Last week a day of testimony in front of the Louisiana Legislature’s House Appropriations Committee concerning the budget was dominated by how the state’s revenue woes would impact deeply individual-based community services. It came on the heels of a discussion a week prior that got the attention of inattentive legislators which might finally get them to understand the single best solution to these budgetary problems.
As previously noted, the necessity of budget cuts is endangering the state’s judicial mandate to move the elderly and disabled into the most appropriate, least costly means of care for those qualifying through Medicaid, because the cuts could reduce the ability of agencies contracted by the state to hire enough employees to provide enough hours to cover those designated for service reception. Since there is an overall revenue problem, to prevent this from happening, revenues must be shifted from elsewhere.
Fortunately, that other source exists – nursing homes, with the revelation in testimony in the middle of April that an average of 8,500 beds were empty annually costing $20 million to the state. This seemed to shock committee members, but for those who had any legislative service prior to this term it shouldn’t have been – they approved of this matter tacitly for nearly 20 years and did so legislatively in 2006. That was when both chambers unanimously approved what would become Act 848, putting into law an administrative formula setting up state payments for empty beds for an industry already with overcapacity. The industry had argued it needed this to stabilize revenues to homes and increase their creditworthiness. Presumably, this would encourage owners to make upgrades to their facilities. However, a substantial component of the reimbursement formula funded capital improvements, so the additional incentive should not have been necessary. Since then, overcapacity has continued to increase.
So one step would be to repeal this and shift funds to mitigate cuts to non-institutional entities, but it would have to be accompanied by another. Presently, and fairly sensibly, the state has gone to the use of a Resource Allocation Model that determines the appropriate level of care for each qualifying individual. The problem is it is being used discriminatorily as it is not applied to Medicaid recipients in nursing homes. If it were, a significant portion of those residents might be found not to need this most intensive form of care and, depending on their circumstances, could go into home- or community-based care. This is something that will be fought tooth and nail by the nursing home industry, because it could erode their revenues further as they are penalized in reimbursements for not having at least 70 percent capacity.

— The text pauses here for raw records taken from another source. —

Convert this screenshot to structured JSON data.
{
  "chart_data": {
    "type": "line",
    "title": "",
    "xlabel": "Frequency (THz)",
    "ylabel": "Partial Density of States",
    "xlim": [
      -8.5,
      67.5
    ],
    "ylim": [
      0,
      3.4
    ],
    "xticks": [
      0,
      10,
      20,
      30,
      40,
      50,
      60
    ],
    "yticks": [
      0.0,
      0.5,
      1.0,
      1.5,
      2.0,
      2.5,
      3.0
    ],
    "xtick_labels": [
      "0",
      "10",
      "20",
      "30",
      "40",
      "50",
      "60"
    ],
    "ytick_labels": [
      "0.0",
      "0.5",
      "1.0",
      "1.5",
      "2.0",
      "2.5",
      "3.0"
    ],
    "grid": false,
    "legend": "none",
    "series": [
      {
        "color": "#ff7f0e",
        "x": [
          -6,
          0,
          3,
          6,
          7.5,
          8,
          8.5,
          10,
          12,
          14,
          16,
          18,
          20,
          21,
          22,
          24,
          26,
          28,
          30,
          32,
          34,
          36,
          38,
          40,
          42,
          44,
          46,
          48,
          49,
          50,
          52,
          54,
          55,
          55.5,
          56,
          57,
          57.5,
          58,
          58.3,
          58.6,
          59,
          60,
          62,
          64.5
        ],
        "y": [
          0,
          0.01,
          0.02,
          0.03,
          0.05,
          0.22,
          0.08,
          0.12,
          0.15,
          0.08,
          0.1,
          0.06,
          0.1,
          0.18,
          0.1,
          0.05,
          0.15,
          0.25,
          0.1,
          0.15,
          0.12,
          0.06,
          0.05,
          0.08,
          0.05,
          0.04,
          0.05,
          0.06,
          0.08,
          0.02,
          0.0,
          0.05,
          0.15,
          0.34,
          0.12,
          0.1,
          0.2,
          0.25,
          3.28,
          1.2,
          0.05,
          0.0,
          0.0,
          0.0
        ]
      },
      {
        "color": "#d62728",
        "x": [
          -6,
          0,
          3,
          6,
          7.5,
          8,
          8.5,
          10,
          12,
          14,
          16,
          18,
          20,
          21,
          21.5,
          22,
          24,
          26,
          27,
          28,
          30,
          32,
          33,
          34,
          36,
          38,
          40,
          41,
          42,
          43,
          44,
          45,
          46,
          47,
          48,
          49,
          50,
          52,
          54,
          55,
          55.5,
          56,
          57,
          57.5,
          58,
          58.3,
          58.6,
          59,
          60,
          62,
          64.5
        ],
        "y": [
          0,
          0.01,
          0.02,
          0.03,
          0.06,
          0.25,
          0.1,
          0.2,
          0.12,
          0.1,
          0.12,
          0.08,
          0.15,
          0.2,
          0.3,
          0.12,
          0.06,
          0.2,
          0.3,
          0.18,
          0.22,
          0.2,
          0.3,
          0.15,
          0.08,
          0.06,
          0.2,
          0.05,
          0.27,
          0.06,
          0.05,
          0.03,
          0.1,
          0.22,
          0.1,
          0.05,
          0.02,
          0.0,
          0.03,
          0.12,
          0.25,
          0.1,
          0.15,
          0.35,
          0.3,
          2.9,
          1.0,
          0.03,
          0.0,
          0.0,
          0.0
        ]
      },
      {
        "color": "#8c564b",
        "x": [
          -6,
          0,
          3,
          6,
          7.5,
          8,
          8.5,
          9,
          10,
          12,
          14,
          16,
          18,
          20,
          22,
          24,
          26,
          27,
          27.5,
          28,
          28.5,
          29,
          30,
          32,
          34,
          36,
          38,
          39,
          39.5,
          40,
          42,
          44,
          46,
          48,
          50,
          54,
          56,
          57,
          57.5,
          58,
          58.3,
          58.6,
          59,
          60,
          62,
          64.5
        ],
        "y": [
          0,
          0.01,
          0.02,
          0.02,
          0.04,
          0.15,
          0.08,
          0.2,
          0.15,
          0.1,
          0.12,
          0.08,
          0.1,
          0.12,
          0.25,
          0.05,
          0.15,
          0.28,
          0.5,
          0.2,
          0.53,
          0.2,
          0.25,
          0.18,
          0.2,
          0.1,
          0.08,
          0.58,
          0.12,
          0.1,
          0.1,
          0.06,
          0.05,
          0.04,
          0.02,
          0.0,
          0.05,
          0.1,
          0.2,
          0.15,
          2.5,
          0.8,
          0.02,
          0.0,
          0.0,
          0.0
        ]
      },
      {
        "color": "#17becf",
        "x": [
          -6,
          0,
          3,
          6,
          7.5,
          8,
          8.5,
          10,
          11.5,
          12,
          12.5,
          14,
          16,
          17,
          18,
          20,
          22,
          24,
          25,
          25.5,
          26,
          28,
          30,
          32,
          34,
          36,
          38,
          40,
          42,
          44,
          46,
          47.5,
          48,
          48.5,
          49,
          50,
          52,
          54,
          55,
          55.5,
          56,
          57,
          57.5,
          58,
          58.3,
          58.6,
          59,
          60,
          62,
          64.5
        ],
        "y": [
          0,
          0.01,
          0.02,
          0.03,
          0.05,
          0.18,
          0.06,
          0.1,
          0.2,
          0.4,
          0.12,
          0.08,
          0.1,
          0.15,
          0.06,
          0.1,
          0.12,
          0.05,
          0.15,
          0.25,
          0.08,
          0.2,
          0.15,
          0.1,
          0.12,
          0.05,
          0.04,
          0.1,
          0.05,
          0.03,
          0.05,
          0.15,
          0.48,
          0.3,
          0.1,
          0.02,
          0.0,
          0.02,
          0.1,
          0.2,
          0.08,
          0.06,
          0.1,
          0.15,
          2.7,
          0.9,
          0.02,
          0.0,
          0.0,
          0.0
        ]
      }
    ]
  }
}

A third component to change would be, as previously recommended, closing of at least some of the state developmental centers given many residents probably could live in the community. These shifts from institutions are becoming increasing possible as the average waiver expense is now trending well below the average reimbursement of about $45,000 annually the state pays for a (shared room) Medicaid bed or $127,000 at a developmental center.
But this three-pronged strategy may have to happen soon. The settlement of Barthelemy v. Hood which triggered the state’s spending almost nothing a decade ago on waiver programs to now over a quarter billion dollars a year will expire at the end of this year, eliminating a legal tool to push the state out of its institutional bias that created the problem in the first place (which caused nursing home overbuilding because state regulations created such a gravy train for them). Tens of millions of dollars would be shifted from nursing homes annually under these reforms (who get about 80 percent of their revenues from state government) so the industry may hope to try to fight a delaying action to get to 2010 when less pressure will be on them to surrender their inefficient use of taxpayer resources.
Nursing home interests long have been powerful in the state (it’s perhaps no accident that the lead author of the 2006 law, state Sen. Sherri Smith Cheek, got nearly a third of her campaign funds from the health care industry for her 2003 contest) but what finally may win the day is the severe budget crisis. The Gov. Bobby Jindal Administration, for all its talk about indigent health care reform, has very incompletely addressed the fiscal reforms in terms of state reimbursements. While cutting reimbursements at the margins for nursing homes (such as not continuing to policy of paying homes for beds empty on a short-term basis because of hospitalization), it has shown no willingness to stump to alter the case-mix formula put into law nor shift funds from nursing homes to direct care agencies such as by comprehensive use of the RAM, and proposes actual increases of funding to the developmental centers.
The greatest budgetary savings in the tough financial situation would come from doing these things, with care not suffering and likely improving for those shifted as a result into an environment more conducive (and probably less expensive to taxpayers). It just takes the political will do so, and hopefully this crisis finally will prompt this long overdue behavior.